Le caractère suffisant
1)
Principes
[201]
La notion de divulgation se situe au cœur du régime des brevets qui se fonde sur un marché entre l’inventeur et le public : l’inventeur obtient, pour une période déterminée, un monopole sur une invention nouvelle et utile en contrepartie de la divulgation de l’invention de façon à en faire bénéficier la société (Teva Canada Ltée c Pfizer Canada Inc., 2012 CSC 60, aux paragraphes 31 et 32).
[202]
Les exigences sur la divulgation se retrouvent aux paragraphes 27(3) et (4) de la Loi sur les brevets :
27 (3) Le mémoire descriptif doit :
a) décrire d’une façon exacte et complète l’invention et son application ou exploitation, telles que les a conçues son inventeur;
b) exposer clairement les diverses phases d’un procédé, ou le mode de construction, de confection, de composition ou d’utilisation d’une machine, d’un objet manufacturé ou d’un composé de matières, dans des termes complets, clairs, concis et exacts qui permettent à toute personne versée dans l’art ou la science dont relève l’invention, ou dans l’art ou la science qui s’en rapproche le plus, de confectionner, construire, composer ou utiliser l’invention;
c) s’il s’agit d’une machine, en expliquer clairement le principe et la meilleure manière dont son inventeur en a conçu l’application;
d) s’il s’agit d’un procédé, expliquer la suite nécessaire, le cas échéant, des diverses phases du procédé, de façon à distinguer l’invention en cause d’autres inventions.

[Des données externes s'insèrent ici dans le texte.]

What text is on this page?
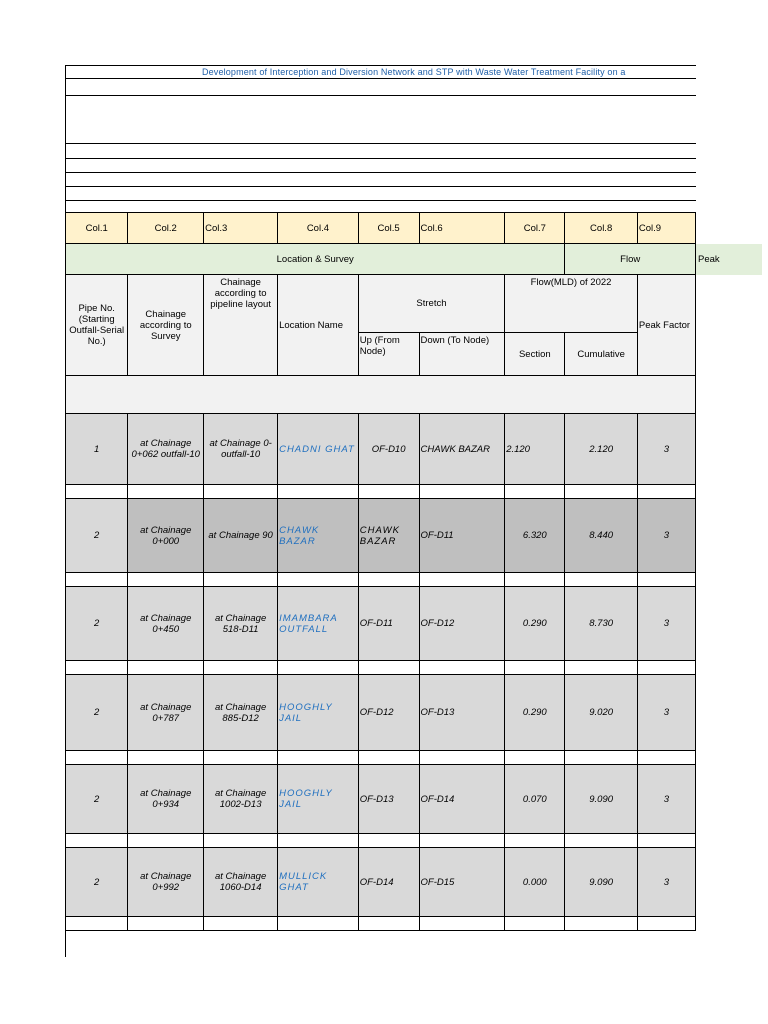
Development of Interception and Diversion Network and STP with Waste Water Treatment Facility on a
Col.1	Col.2	Col.3	Col.4	Col.5	Col.6	Col.7	Col.8	Col.9
Location & Survey							Flow
Pipe No. (Starting Outfall-Serial No.)	Chainage according to Survey	Chainage according to pipeline layout	Location Name	Stretch		Flow(MLD) of 2022		Peak Factor
				Up (From Node)	Down (To Node)	Section	Cumulative	

1	at Chainage 0+062 outfall-10	at Chainage 0-outfall-10	CHADNI GHAT	OF-D10	CHAWK BAZAR	2.120	2.120	3

2	at Chainage 0+000	at Chainage 90	CHAWK BAZAR	CHAWK BAZAR	OF-D11	6.320	8.440	3

2	at Chainage 0+450	at Chainage 518-D11	IMAMBARA OUTFALL	OF-D11	OF-D12	0.290	8.730	3

2	at Chainage 0+787	at Chainage 885-D12	HOOGHLY JAIL	OF-D12	OF-D13	0.290	9.020	3

2	at Chainage 0+934	at Chainage 1002-D13	HOOGHLY JAIL	OF-D13	OF-D14	0.070	9.090	3

2	at Chainage 0+992	at Chainage 1060-D14	MULLICK GHAT	OF-D14	OF-D15	0.000	9.090	3

Peak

(4) Le mémoire descriptif se termine par une ou plusieurs revendications définissant distinctement et en des termes explicites l’objet de l’invention dont le demandeur revendique la propriété ou le privilège exclusif.
[203]
La Cour suprême du Canada dans l’arrêt Pioneer Hi-Bred Ltd. c Canada (Commissaire des brevets), [1989] 1 RCS 1623, aux pages 1637 et 1638, explique que la divulgation est insuffisante lorsqu’elle n’arrive pas à décrire comment une invention fonctionne, et que :
Quant à la description, elle doit permettre à une personne versée dans l’art ou le domaine de l’invention de la construire à partir des seules instructions contenues dans la divulgation [...] et d’utiliser l’invention, une fois la période de monopole terminée, avec le même succès que l’inventeur, au moment de sa demande.
[Renvois omis].
2)
Discussion
[204]
Le Dr Franke a exprimé l’avis que les précisions du brevet 540 ne définissaient adéquatement ni la nature de l’invention ni la description de la manière dont une personne versée dans l’art pouvait mettre en pratique une telle invention. Le nombre des électrodes et l’intervalle qui les sépare, ainsi que le volume de l’échantillon, ne sont pas suffisamment divulgués dans le brevet 540. De plus, le brevet 540 n’explique pas comment surmonter les problèmes d’évaporation.
[205]
Le Dr Kirby a exprimé l’avis que les précisions du brevet 540 décrivaient clairement la taille et la configuration des électrodes. De plus, non seulement le brevet 540 décrit-il plusieurs techniques pour surmonter l’évaporation, une personne versée dans l’art pourrait comprendre comment faire rapidement une mesure ou développer un profil pour tenir compte de l’évaporation.
[206]
Je suis d’accord avec le Dr Kirby. Le mémoire descriptif du brevet 540 décrit suffisamment la configuration de multiples électrodes, il explique que l’échantillon de fluide doit couvrir l’espace entre les électrodes pour assurer leur connectivité et il décrit quel signal électrique appliquer. Lors du contre-interrogatoire, le Dr Franke a admis que de prendre rapidement les mesures pour prévenir l’évaporation est une connaissance générale, et qu’il utilisait lui-même cette méthode lorsqu’il mesurait l’osmolarité lacrymale des lapins. La divulgation est suffisante pour appuyer les revendications en litige.
XII.
Dépens
[207]
Les dépens sont adjugés à la défenderesse. Les parties auront deux semaines à partir de la date du jugement pour s’entendre sur les dépens ou pour déposer séparément des observations écrites n’excédant pas dix pages.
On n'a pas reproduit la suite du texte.